A secção inferior aborda um sistema que ajuda a treinar o descodificador de sinais do cérebro, imitando a fala. Pega numa imagem sonora, transforma-a em parâmetros de fala e depois utiliza-os para criar uma nova imagem sonora. Esta parte do sistema aprende com os sons reais da fala para os melhorar.
Após o treino, só é necessário o processo superior para transformar os sinais cerebrais em discurso.
Uma das principais vantagens do sistema da NYU é a sua capacidade de obter uma descodificação da fala de alta qualidade sem a necessidade de matrizes de eléctrodos de densidade ultra elevada, que não são práticas para uma utilização a longo prazo.
Na sua essência, oferece uma solução mais leve e portátil.
Outra conquista é a descodificação bem sucedida da fala a partir dos hemisférios esquerdo e direito do cérebro, o que é importante para os doentes com lesões cerebrais num dos lados do cérebro.
Converter pensamentos em discurso utilizando a IA
O estudo da NYU baseia-se em investigação anterior sobre descodificação neural da fala e interfaces cérebro-computador (BCI).
Em 2023, uma equipa da Universidade da Califórnia, em São Francisco, permitiu a um sobrevivente de um AVC paralisado gerar frases a uma velocidade de 78 palavras por minuto, utilizando uma BCI que sintetizava vocalizações e expressões faciais a partir de sinais cerebrais.
Outros estudos recentes exploraram a utilização da IA para interpretar vários aspectos do pensamento humano a partir da atividade cerebral. Os investigadores demonstraram a capacidade de gerar imagens, texto e até música a partir de dados de ressonância magnética e de eletroencefalograma (EEG) retirados do cérebro.
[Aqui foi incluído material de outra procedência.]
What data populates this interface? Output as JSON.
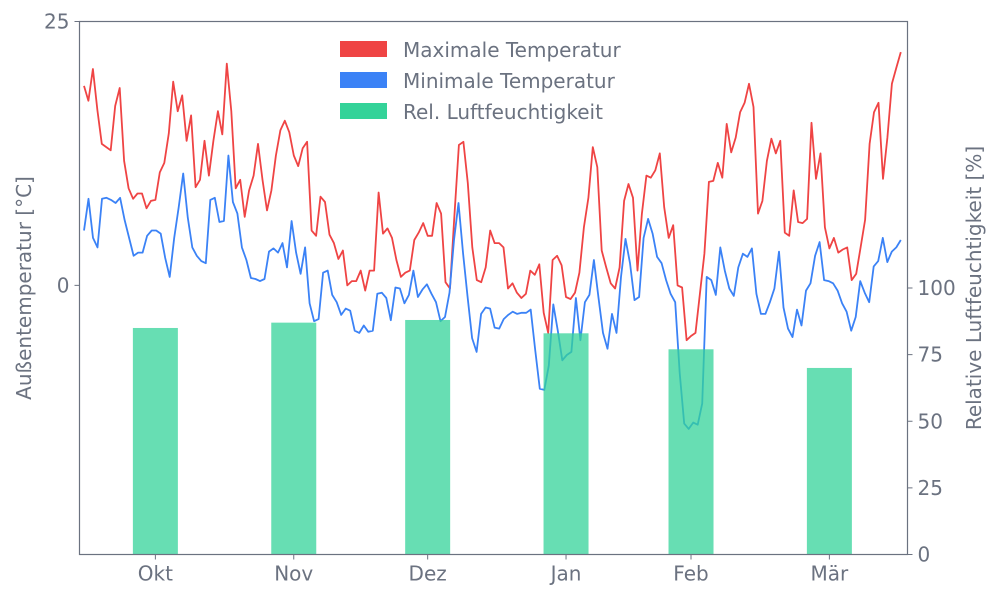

Por exemplo, um estudo da Universidade de Helsínquia utilizaram sinais EEG para orientar uma rede adversária generativa (GAN) na produção de imagens faciais que correspondiam aos pensamentos dos participantes.
A Meta IA também desenvolveu uma técnica para descodificar parcialmente o que alguém estava a ouvir utilizando ondas cerebrais recolhidas de forma não invasiva.
Oportunidades e desafios
O método da NYU utiliza eléctrodos mais amplamente disponíveis e clinicamente viáveis do que os métodos anteriores, tornando-o mais acessível.
Embora isto seja empolgante, há grandes obstáculos a ultrapassar se quisermos assistir a uma utilização generalizada.
Por um lado, a recolha de dados cerebrais de alta qualidade é um esforço complexo e moroso. As diferenças individuais na atividade cerebral dificultam a generalização, o que significa que um modelo treinado para um grupo de participantes pode não funcionar bem para outro.
No entanto, o estudo da NYU representa um passo em frente nesta direção ao demonstrar uma descodificação da fala de elevada precisão utilizando matrizes de eléctrodos mais leves.
Olhando para o futuro, a equipa da NYU pretende aperfeiçoar os seus modelos de descodificação da fala em tempo real, aproximando-nos do objetivo final de permitir conversas naturais e fluentes para indivíduos com deficiências da fala.
Pretendem também adaptar o sistema a dispositivos sem fios implantáveis que possam ser utilizados na vida quotidiana.